The new mayor will be joined by Josephe Rizo and Heather Gray, who led the field of candidates up for two seats on the Village Board.

Here’s a look at how other local races across the region panned out Tuesday night (results are unofficial until certified):


Incumbent Town Justice Jennifer McPhail claimed more than 55 percent of the vote to win re-election against challenger John Lockwood.


Michelle VanWoeart, who scored endorsements from both the Republican and Democratic parties, garnered 53 percent of the vote, ousting incumbent Town Justice Norm Miller.


With three alderman seats on the ballot, and the unofficial results fully reported, Republican Patrick Russo held a lead against Democrat Pamela Swart in the First Ward; Democrat Irene Collins led Arthur Iannuzzi in the Third Ward; and, Democrat David Dybas held a 17-vote margin against Republican Stephen Gomula in the Fourth Ward.

Montgomery County

Republican Brittany Kolbe pulled away in the county clerk’s race, with nearly 55 percent of the vote against Democrat Helen Bartone.


Brian Lavine, with just over 51 percent of the vote, narrowly won a Town Board seat against Bruce Wetsell. In an even more narrow race, Howard Burt Jr. appeared to beat out Thomas Johnstone by a five-vote margin for a Village Board seat.


Republican Alan Tavenner claimed the town supervisor seat, with 68 percent of the vote against Virginia Kintz.


Republican Stephen Gerhardt, with around 58 percent of the vote, defeated John Meaney to claim the town justice seat.
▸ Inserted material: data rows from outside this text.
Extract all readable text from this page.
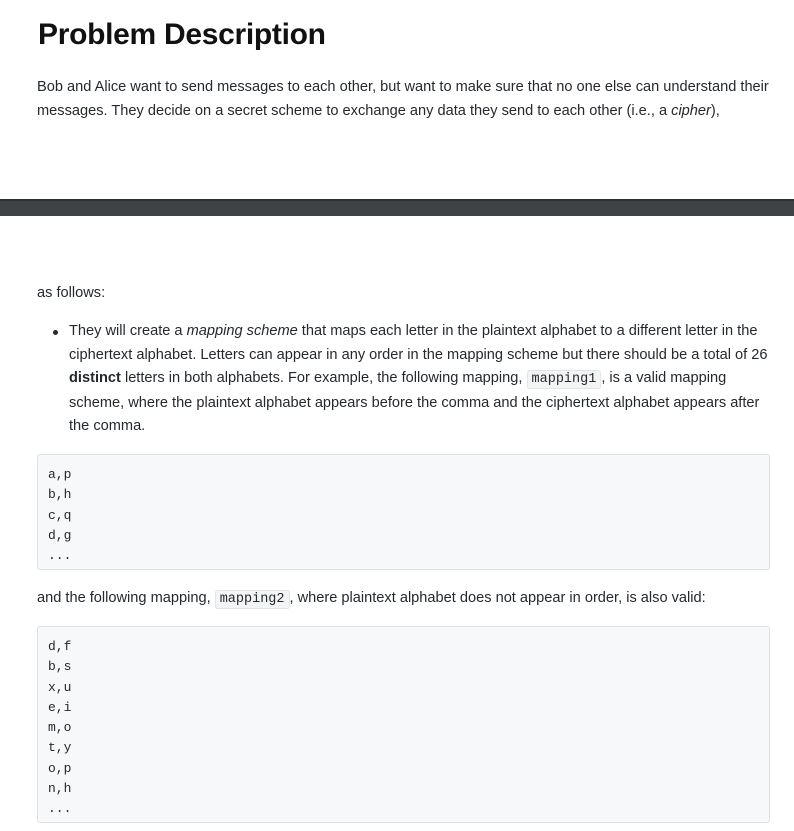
Problem Description

Bob and Alice want to send messages to each other, but want to make sure that no one else can understand their messages. They decide on a secret scheme to exchange any data they send to each other (i.e., a cipher),

as follows:

They will create a mapping scheme that maps each letter in the plaintext alphabet to a different letter in the ciphertext alphabet. Letters can appear in any order in the mapping scheme but there should be a total of 26 distinct letters in both alphabets. For example, the following mapping, mapping1 , is a valid mapping scheme, where the plaintext alphabet appears before the comma and the ciphertext alphabet appears after the comma.
a,p
b,h
c,q
d,g
...

and the following mapping, mapping2 , where plaintext alphabet does not appear in order, is also valid:

d,f
b,s
x,u
e,i
m,o
t,y
o,p
n,h
...
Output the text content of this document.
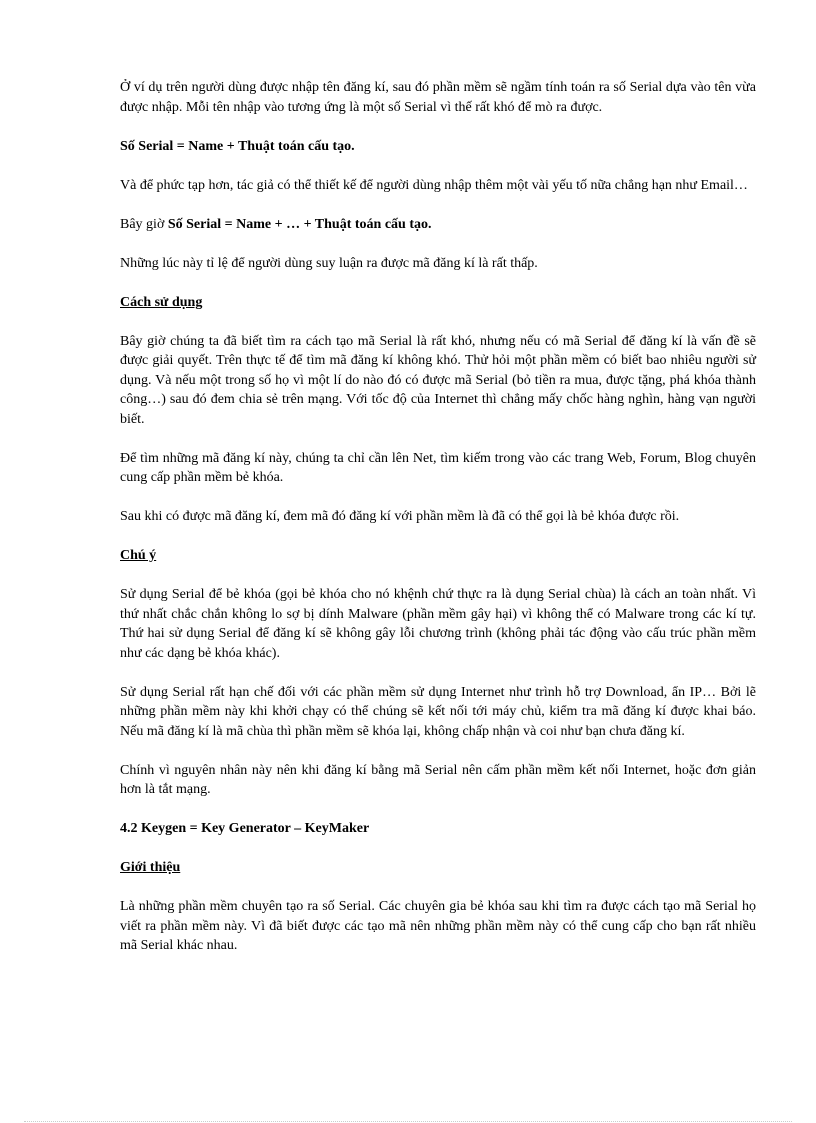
Ở ví dụ trên người dùng được nhập tên đăng kí, sau đó phần mềm sẽ ngầm tính toán ra số Serial dựa vào tên vừa được nhập. Mỗi tên nhập vào tương ứng là một số Serial vì thế rất khó để mò ra được.

Số Serial = Name + Thuật toán cấu tạo.

Và để phức tạp hơn, tác giả có thể thiết kế để người dùng nhập thêm một vài yếu tố nữa chẳng hạn như Email…

Bây giờ Số Serial = Name + … + Thuật toán cấu tạo.

Những lúc này tỉ lệ để người dùng suy luận ra được mã đăng kí là rất thấp.

Cách sử dụng

Bây giờ chúng ta đã biết tìm ra cách tạo mã Serial là rất khó, nhưng nếu có mã Serial để đăng kí là vấn đề sẽ được giải quyết. Trên thực tế để tìm mã đăng kí không khó. Thử hỏi một phần mềm có biết bao nhiêu người sử dụng. Và nếu một trong số họ vì một lí do nào đó có được mã Serial (bỏ tiền ra mua, được tặng, phá khóa thành công…) sau đó đem chia sẻ trên mạng. Với tốc độ của Internet thì chẳng mấy chốc hàng nghìn, hàng vạn người biết.

Để tìm những mã đăng kí này, chúng ta chỉ cần lên Net, tìm kiếm trong vào các trang Web, Forum, Blog chuyên cung cấp phần mềm bẻ khóa.

Sau khi có được mã đăng kí, đem mã đó đăng kí với phần mềm là đã có thể gọi là bẻ khóa được rồi.

Chú ý

Sử dụng Serial để bẻ khóa (gọi bẻ khóa cho nó khệnh chứ thực ra là dụng Serial chùa) là cách an toàn nhất. Vì thứ nhất chắc chắn không lo sợ bị dính Malware (phần mềm gây hại) vì không thể có Malware trong các kí tự. Thứ hai sử dụng Serial để đăng kí sẽ không gây lỗi chương trình (không phải tác động vào cấu trúc phần mềm như các dạng bẻ khóa khác).

Sử dụng Serial rất hạn chế đối với các phần mềm sử dụng Internet như trình hỗ trợ Download, ẩn IP… Bởi lẽ những phần mềm này khi khởi chạy có thể chúng sẽ kết nối tới máy chủ, kiểm tra mã đăng kí được khai báo. Nếu mã đăng kí là mã chùa thì phần mềm sẽ khóa lại, không chấp nhận và coi như bạn chưa đăng kí.

Chính vì nguyên nhân này nên khi đăng kí bằng mã Serial nên cấm phần mềm kết nối Internet, hoặc đơn giản hơn là tắt mạng.

4.2 Keygen = Key Generator – KeyMaker

Giới thiệu

Là những phần mềm chuyên tạo ra số Serial. Các chuyên gia bẻ khóa sau khi tìm ra được cách tạo mã Serial họ viết ra phần mềm này. Vì đã biết được các tạo mã nên những phần mềm này có thể cung cấp cho bạn rất nhiều mã Serial khác nhau.
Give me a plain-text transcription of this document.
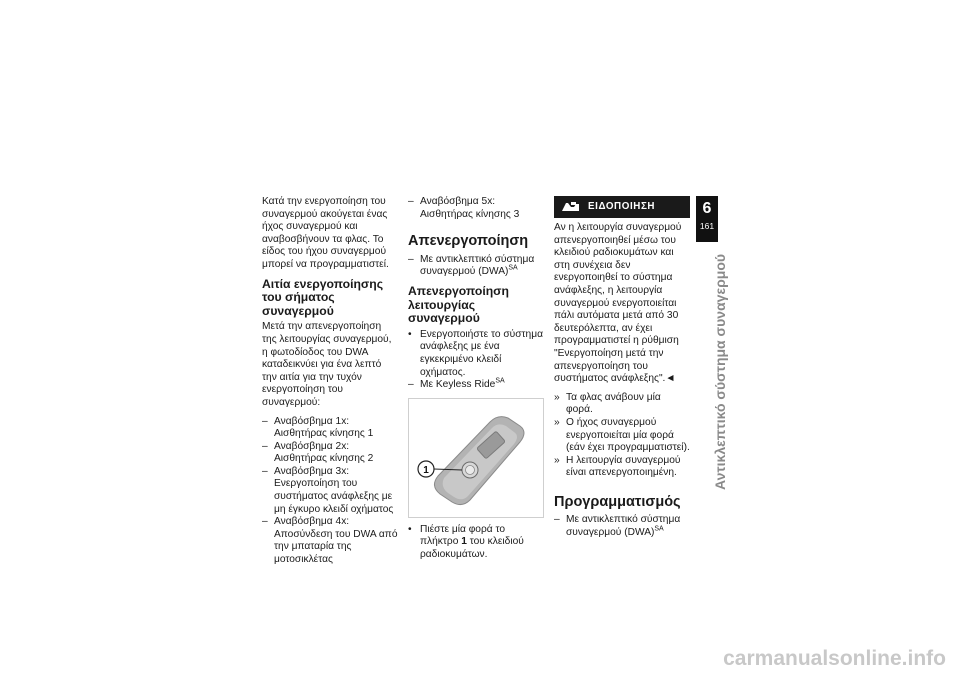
Κατά την ενεργοποίηση του συναγερμού ακούγεται ένας ήχος συναγερμού και αναβοσβήνουν τα φλας. Το είδος του ήχου συναγερμού μπορεί να προγραμματιστεί.

Αιτία ενεργοποίησης του σήματος συναγερμού

Μετά την απενεργοποίηση της λειτουργίας συναγερμού, η φωτοδίοδος του DWA καταδεικνύει για ένα λεπτό την αιτία για την τυχόν ενεργοποίηση του συναγερμού:

– Αναβόσβημα 1x: Αισθητήρας κίνησης 1
– Αναβόσβημα 2x: Αισθητήρας κίνησης 2
– Αναβόσβημα 3x: Ενεργοποίηση του συστήματος ανάφλεξης με μη έγκυρο κλειδί οχήματος
– Αναβόσβημα 4x: Αποσύνδεση του DWA από την μπαταρία της μοτοσικλέτας
– Αναβόσβημα 5x: Αισθητήρας κίνησης 3
Απενεργοποίηση
– Με αντικλεπτικό σύστημα συναγερμού (DWA)$^{SA}$
Απενεργοποίηση λειτουργίας συναγερμού
• Ενεργοποιήστε το σύστημα ανάφλεξης με ένα εγκεκριμένο κλειδί οχήματος.
– Με Keyless Ride$^{SA}$
1
• Πιέστε μία φορά το πλήκτρο 1 του κλειδιού ραδιοκυμάτων.
ΕΙΔΟΠΟΙΗΣΗ

Αν η λειτουργία συναγερμού απενεργοποιηθεί μέσω του κλειδιού ραδιοκυμάτων και στη συνέχεια δεν ενεργοποιηθεί το σύστημα ανάφλεξης, η λειτουργία συναγερμού ενεργοποιείται πάλι αυτόματα μετά από 30 δευτερόλεπτα, αν έχει προγραμματιστεί η ρύθμιση "Ενεργοποίηση μετά την απενεργοποίηση του συστήματος ανάφλεξης".◄

» Τα φλας ανάβουν μία φορά.
» Ο ήχος συναγερμού ενεργοποιείται μία φορά (εάν έχει προγραμματιστεί).
» Η λειτουργία συναγερμού είναι απενεργοποιημένη.
Προγραμματισμός
– Με αντικλεπτικό σύστημα συναγερμού (DWA)$^{SA}$
6
161
Αντικλεπτικό σύστημα συναγερμού
carmanualsonline.info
Charlton voters supported a proposal to establish the Town of Charlton Ambulance District, with 55 percent of voters in favor, authorizing the Town Board to set an annual tax to fund new ambulance services.

Republican Penny Heritage and David Robbins appeared to have locked in Town Board seats, with most precincts reported.


Michael Ginley won the town justice race with 56 percent of the vote and all precincts reported.